Dr. Benjamin Siegel, Assistant Professor of History, Boston University continued this discussion to focus on J.P.’s interactions with agrarian and rural distress. Dr. Siegel pointed out that these experiences and encounters could be seen as leading to the idea of the “total revolution” which J.P. was to eventually propagate later in his career. The famines in Bihar and Bengal were a turning point in J.P.’s intellectual and political career. He started to become closely involved in relief efforts and moved away from formal frameworks of politics. These famines, to J.P., signaled a breakdown of society around him, again serving as a precursor to the impending call of “total revolution” that J.P. would make in the 1970s.

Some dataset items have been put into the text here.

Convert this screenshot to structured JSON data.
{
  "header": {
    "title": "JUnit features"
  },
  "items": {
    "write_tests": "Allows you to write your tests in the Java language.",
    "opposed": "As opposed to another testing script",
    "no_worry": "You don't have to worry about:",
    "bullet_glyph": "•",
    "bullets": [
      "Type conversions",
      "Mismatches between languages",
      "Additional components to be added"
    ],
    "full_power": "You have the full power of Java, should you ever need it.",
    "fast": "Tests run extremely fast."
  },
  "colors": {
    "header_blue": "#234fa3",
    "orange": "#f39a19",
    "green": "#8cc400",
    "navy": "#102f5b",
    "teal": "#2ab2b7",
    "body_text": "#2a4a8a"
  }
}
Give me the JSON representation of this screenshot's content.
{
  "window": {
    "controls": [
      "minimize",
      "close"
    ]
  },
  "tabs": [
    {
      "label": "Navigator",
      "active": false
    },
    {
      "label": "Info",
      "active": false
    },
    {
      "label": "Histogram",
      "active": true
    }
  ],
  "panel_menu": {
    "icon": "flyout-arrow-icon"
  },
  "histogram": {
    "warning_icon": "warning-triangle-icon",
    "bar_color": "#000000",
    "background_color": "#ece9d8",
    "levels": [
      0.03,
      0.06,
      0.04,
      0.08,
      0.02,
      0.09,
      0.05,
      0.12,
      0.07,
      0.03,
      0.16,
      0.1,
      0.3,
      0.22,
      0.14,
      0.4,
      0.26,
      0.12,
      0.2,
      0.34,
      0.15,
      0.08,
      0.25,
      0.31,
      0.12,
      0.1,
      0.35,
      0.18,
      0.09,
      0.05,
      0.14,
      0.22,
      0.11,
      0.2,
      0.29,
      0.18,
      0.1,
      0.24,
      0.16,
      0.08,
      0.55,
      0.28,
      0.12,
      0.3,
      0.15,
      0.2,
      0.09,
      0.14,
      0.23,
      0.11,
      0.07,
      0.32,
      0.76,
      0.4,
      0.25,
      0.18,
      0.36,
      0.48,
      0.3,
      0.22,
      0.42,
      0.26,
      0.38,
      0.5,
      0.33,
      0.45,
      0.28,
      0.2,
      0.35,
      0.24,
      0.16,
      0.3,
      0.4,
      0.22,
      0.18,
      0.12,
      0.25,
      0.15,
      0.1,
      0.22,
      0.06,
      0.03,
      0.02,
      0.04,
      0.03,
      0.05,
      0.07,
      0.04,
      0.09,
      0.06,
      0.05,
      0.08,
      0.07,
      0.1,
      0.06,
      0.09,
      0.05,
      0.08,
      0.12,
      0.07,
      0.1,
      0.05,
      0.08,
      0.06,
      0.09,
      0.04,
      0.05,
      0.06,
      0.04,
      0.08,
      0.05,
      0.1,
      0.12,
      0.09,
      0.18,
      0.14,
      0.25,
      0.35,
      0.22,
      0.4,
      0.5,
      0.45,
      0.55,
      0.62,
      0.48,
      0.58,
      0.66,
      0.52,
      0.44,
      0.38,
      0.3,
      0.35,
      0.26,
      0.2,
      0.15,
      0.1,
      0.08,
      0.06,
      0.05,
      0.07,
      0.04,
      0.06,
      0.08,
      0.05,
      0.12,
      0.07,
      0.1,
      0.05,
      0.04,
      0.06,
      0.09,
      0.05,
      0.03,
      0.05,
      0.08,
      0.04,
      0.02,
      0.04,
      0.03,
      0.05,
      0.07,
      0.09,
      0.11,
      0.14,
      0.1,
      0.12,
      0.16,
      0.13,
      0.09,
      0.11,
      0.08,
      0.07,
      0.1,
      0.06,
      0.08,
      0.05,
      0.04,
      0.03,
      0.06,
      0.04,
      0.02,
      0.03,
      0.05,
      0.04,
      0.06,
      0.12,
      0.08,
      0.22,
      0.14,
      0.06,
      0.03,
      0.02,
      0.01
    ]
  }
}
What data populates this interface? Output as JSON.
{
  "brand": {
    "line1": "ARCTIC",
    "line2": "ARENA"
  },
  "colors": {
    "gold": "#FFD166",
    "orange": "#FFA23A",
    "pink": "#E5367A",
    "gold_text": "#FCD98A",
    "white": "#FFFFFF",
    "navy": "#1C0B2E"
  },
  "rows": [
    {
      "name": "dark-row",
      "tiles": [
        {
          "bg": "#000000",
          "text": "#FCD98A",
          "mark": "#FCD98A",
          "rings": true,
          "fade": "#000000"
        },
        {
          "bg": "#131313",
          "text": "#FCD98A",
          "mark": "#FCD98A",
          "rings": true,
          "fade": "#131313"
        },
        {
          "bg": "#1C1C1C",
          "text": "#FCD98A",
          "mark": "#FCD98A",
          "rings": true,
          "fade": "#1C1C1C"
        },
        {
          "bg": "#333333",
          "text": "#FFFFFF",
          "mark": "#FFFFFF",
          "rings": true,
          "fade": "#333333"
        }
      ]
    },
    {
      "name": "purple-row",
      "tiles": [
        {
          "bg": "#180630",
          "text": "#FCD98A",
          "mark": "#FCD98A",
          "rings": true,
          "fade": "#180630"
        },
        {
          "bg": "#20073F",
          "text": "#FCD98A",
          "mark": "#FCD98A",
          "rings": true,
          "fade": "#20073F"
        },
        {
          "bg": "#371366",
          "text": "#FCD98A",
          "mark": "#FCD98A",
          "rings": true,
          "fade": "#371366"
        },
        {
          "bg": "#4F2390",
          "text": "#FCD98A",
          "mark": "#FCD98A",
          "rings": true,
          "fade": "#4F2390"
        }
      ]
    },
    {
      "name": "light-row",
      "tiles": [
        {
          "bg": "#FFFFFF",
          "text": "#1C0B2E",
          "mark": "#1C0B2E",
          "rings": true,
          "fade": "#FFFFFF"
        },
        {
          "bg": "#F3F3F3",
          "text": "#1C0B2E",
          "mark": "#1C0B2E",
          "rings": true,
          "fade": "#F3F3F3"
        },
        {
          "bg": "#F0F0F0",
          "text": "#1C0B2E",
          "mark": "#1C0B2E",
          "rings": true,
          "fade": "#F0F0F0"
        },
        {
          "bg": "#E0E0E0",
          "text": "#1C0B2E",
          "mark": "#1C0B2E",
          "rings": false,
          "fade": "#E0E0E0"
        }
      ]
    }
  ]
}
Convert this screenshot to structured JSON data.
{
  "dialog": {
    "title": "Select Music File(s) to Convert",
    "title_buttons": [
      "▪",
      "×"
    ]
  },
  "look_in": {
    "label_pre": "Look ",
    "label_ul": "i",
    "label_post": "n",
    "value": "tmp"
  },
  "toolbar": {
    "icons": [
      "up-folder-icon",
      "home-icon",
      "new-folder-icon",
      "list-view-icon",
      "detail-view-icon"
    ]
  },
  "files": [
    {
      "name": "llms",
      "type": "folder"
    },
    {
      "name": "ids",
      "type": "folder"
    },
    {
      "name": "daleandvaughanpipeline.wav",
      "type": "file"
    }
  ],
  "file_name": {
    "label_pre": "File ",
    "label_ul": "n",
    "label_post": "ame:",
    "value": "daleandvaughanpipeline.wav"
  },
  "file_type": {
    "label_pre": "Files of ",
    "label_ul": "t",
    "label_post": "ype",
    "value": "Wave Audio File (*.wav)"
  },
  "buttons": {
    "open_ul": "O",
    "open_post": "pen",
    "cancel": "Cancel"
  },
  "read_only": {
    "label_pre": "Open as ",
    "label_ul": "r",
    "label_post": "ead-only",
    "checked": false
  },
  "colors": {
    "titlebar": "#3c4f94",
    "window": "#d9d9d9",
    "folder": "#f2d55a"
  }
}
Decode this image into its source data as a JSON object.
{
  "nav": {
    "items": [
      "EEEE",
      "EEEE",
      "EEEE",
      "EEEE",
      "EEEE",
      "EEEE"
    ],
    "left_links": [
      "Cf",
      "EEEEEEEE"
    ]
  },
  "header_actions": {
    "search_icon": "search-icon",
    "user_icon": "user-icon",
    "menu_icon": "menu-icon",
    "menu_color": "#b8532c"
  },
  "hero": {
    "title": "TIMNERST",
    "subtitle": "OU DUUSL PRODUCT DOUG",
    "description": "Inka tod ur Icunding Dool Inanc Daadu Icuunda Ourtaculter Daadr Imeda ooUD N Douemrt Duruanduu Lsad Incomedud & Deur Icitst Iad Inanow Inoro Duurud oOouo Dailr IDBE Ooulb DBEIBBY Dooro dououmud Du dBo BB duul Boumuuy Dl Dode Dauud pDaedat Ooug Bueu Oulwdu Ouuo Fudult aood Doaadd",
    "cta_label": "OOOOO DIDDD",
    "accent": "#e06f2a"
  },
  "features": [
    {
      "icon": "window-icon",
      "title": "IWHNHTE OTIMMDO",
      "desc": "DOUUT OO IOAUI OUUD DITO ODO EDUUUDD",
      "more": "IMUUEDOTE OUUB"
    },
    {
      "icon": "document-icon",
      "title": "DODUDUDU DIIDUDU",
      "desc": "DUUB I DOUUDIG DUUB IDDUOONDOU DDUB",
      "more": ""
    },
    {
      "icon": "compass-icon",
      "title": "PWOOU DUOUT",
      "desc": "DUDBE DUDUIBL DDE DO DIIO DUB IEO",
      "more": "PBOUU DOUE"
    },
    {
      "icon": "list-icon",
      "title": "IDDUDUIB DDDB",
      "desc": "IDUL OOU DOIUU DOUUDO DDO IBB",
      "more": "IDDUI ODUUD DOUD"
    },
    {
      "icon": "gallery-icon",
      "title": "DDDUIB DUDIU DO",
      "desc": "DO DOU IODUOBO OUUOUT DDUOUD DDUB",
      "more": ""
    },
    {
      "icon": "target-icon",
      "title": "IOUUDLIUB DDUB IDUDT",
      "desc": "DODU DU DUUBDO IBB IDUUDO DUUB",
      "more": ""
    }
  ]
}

Dr. Anand Vaidya, South Asian Studies Postdoctoral Fellow, Harvard South Asia Institute focused on the legacies of the “J.P. movement”. He highlighted the importance of this movement, which, even though unsuccessful, redefined the political landscape in India. Using his research on Forest Rights in the state of Uttar Pradesh, Dr. Vaidya shared an interesting example of organizations that originated from the J.P. Movement but are now completely antagonistic in thought and action. This contradiction is because the Movement originally brought together the Right and the Left on issues of corruption, inflation, landlessness, and untouchability. This Movement, and many other instances in his political career, underlines how J.P. was able to bridge the gap and be considered the ideal figurehead of movements that combined different political philosophies.

Lydia Walker, PhD Candidate, Harvard History Department; Graduate Student Associate, South Asia Institute and Weatherhead Center for International Affair, focused on J.P.’s work as a leader of the international advocacy for anti-colonial nationalism. He lent his prestige to African nationalists like Jomo Kenyatta, Julius Nyerere, and Kenneth Kaunda. Walker pointed out that as a believer of non-violence from a decolonized nation, J.P.’s involvement in anti-colonial nationalist movements is not given enough importance in historical research. She gave examples of his involvement with the World Peace Brigade as well as the Naga Commission. Walker cautioned that although he did not play a formal role in the 1960s, he was very much a politician, not an ideologue. These engagements could also be an attempt at prestige politics.

The discussion was followed by an engaging Q&A. The audience members and panelists discussed the different incarnations of J.P. as a politician, a spokesperson, an ideologue and a symbolic transnational figure. His legacies as compared to other political figures from that time, like BR Ambedkar, were also considered. The talk ended with the panelists discussing whether his individual legacy was weak due to the lack of a single unified constituency, or the fact that his ideas appealed to too many constituencies across the country.